Immediately before this, I was reading Lois Pryce’s Red Tape and White Knuckles, a solo motorcycle trip through Africa and before that, her Revolutionary Road, a solo ride through Iran. When I returned from Yorkshire last week, there was a surprise package on the doorstep – two books about a pair of dreamers, hell bent on taking part in the Isle of Man TT. The gift, from Simon at Ducati Preston, was prompted by a discussion about motorbikes and literature and my enthusiasm for Ted Bishop’s Riding with Rilke – Reflections on Motorcycles and Books. Centred on a road trip from Edmonton to Austin, Ted rides a Ducati Monster
It is not difficult to detect a recurring theme/obsession here. It is mid-July 2021 and already I have covered 6000+ miles – not in Peart’s or Pryce’s league but surely indicative of an unhealthy mania. Many of the miles were accumulated on a glorious one week trip to the north of Scotland. The rest of the time I can be found, alone or in the company of a few like-minded souls, anywhere across the length of Northumberland, the Scottish Borders, County Durham and North Yorkshire. This week I was back at Port Carlisle – I keep going back – the road, any road, is an addiction. To quote Lois – Being on a bike throws you out there into the thick of it, whether you want it or not, and makes you more vulnerable as a result. But with that vulnerability comes an intensity; a concentrated high, a sweet nerve-jangling, heart thumping, sugar-rush sensation of the kind that only comes from real down ‘n’ dirty, life-affirming motorcycling.
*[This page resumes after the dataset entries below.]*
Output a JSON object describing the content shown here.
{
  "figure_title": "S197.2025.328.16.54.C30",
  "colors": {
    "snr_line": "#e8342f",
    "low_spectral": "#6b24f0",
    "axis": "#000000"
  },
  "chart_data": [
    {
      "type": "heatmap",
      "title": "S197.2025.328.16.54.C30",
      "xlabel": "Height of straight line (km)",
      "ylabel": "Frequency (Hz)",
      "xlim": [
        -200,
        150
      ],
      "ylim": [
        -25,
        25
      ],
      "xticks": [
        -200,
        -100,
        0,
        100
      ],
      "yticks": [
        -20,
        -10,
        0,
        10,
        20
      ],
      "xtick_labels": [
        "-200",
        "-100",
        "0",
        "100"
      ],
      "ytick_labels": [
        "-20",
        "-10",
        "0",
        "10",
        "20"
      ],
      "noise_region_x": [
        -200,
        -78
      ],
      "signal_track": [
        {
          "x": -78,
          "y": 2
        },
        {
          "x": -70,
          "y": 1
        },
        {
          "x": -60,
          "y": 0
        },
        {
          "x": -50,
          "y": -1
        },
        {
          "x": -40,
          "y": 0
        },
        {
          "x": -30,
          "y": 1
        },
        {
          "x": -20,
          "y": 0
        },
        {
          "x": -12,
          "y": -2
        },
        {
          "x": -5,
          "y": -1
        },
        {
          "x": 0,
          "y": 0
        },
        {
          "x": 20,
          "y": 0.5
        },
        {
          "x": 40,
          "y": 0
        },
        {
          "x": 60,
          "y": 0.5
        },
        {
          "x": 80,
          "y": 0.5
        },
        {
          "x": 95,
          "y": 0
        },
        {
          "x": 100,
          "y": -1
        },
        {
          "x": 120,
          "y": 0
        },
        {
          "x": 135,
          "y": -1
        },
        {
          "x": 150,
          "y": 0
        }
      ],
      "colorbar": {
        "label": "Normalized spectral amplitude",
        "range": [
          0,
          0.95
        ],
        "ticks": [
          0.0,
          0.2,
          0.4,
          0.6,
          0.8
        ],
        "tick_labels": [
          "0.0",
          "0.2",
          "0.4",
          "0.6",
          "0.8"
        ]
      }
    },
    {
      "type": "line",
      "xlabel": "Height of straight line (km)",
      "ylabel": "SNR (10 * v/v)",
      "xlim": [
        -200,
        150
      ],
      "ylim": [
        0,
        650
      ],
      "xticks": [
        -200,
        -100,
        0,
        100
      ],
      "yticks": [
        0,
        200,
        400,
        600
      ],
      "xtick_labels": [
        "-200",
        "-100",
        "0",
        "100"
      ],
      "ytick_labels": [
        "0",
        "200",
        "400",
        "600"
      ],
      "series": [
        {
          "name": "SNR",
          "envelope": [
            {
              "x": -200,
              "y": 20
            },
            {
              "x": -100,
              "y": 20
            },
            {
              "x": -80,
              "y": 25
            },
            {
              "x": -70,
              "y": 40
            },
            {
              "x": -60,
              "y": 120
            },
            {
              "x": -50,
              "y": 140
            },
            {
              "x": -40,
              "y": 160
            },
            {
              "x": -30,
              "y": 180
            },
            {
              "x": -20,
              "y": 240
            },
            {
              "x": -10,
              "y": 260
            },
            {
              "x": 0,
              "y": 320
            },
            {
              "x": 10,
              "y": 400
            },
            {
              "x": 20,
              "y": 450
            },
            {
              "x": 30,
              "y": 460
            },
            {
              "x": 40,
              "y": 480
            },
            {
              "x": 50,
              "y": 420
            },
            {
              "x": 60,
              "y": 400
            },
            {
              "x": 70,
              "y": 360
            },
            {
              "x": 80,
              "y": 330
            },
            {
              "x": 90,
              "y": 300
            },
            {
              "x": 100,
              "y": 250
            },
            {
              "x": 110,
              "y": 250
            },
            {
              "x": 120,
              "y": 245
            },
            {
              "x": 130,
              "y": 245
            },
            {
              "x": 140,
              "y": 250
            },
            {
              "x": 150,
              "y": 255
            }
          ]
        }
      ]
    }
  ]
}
There is something other-worldly about this stretch of the southern Solway coast. There are traces of conflict, two separate abandoned railways, a demolished mile long bridge across the Firth and the ruins of a sizeable trans-shipment port. All of this has gone – there are scattered communities but, even in these days of staycations, the roads and shoreline remain quiet, ghostly. It is this that keeps drawing me back – like Ted, I was riding a Monster:







To quote that well-used adage, you don’t stop riding when you get old, you get old when you stop riding. I imagine myself riding into my eighties – isn’t it pretty to think so.